The CDC fellow who saved Trump’s life — when Trump had Covid — has been fired — one of the 10,000 who will save us from bird flu, Ebola or some other upcoming nasty.
Australia doesn’t buy beef from America because of mad cow and hormone fears. Trump has put tariffs on places with no people or almost no people.
According to Perplexity, the smallest country recently subjected to tariffs by Donald Trump is the Heard and McDonald Islands, a remote and uninhabited sub-Antarctic Australian territory home to penguins. These islands were included in the list of regions affected by Trump’s tariff measures, despite their lack of significant trade activity or population.
The present U.S./Mexico/Canada trade deal was negotiated and signed by Trump in his first term.
Tariffs on Chinese imports are now over 100%, according to several people. Tariff numbers are hard to figure. Uncertainty is even harder.
Including direct, indirect, and induced jobs (e.g., suppliers, dealerships, maintenance), the U.S. automobile industry supports about 7.25 million jobs according to one estimate, and up to 9.7 million jobs, or roughly 5% of private-sector employment.
I can’t find a single businessman, economist, or TV talking head who doesn’t think Trump’s Liberation Day tariffs are anything but a disaster. One estimate is the average American household will pay $3,500 a year more in living expenses — just because of the tariffs.
The tariffs are designed to force overseas businesses who sell to the U.S. to make their stuff in the U.S. This is ultra-wishful thinking for a thousand and one reasons, including the time to get approvals, to build and to find the American workers who actually want to work in a factory glueing shoes, or whatever.
Traditionally when things so startlingly awry, you hunker down, knowing that tomorrow (whenever it happens) will be better.
These days I’m not so sure. In fact, I’m downright depressed.
We’re two months into this, with another 46 to come. I can only imagine….
Everyone has to make their own bets. I’ve gone to 40% cash, which is now short-term treasuries, money market funds and gold. As I watch the appalling developing mess, I’m tempted to bag it all and sit (in blissful ignorance) on the sidelines, playing tennis, reading, writing, watching mammals on Instagram and napping.
I have several thoughts:
+ If you’re thinking of buying a car, a new laptop, a new big TV, a new home appliance or new iPhone do it now before the prices go through the roof — like $7,000 plus on new cars.
+ Buy the dip. Many stocks will get cheap. Put in a ultra-low limit bids, e.g. $150 on Apple or $80 on Nvidia. You never know.
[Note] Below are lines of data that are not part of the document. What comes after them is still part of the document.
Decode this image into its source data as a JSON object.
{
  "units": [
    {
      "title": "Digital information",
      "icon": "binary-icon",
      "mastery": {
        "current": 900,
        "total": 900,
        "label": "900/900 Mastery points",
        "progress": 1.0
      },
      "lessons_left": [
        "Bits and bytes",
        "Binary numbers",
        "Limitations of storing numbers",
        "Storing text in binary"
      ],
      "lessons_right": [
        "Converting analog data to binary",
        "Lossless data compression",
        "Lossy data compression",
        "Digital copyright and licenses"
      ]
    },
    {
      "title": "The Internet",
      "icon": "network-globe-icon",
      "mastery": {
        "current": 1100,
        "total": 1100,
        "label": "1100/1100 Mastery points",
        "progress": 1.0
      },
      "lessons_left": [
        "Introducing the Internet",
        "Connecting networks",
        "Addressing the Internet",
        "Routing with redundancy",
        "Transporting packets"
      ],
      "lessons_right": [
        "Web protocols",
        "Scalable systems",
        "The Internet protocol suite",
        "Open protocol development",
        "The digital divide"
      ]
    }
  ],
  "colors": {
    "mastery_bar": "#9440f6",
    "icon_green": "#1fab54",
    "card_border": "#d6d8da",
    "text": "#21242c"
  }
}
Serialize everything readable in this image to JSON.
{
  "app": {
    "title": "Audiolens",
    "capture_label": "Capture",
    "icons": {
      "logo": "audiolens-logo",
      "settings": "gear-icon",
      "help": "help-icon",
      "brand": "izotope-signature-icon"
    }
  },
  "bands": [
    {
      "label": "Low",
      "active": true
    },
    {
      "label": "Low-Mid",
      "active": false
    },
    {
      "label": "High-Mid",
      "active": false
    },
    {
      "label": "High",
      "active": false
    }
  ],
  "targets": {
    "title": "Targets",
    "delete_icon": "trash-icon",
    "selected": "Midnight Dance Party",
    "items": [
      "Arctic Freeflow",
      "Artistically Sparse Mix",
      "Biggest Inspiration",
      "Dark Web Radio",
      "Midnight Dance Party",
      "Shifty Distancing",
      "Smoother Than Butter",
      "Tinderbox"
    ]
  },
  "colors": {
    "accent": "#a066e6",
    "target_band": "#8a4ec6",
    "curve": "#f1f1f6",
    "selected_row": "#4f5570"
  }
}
+ Rustle up enough cash to last you and the family for at least two years. Think the worst: Europeans are boycotting our products. They aren’t visiting us as tourists. Fifth Avenue will be empty.
+ Talk to your local bank managers. Tell them you’re a buyer of distressed property. Some retail/office buildings are going already for a fifth of what they sold for five years ago. The prices I’m seeing today would make your jaw drop.
+ Don’t travel outside the U.S. For one, you might have trouble getting back in. For another, you may catch something which the CDC — minus 10,000 scientists, biologists, researchers and doctors is no longer equipped to deal with. I’m scared of my health. You should be scared of yours, too.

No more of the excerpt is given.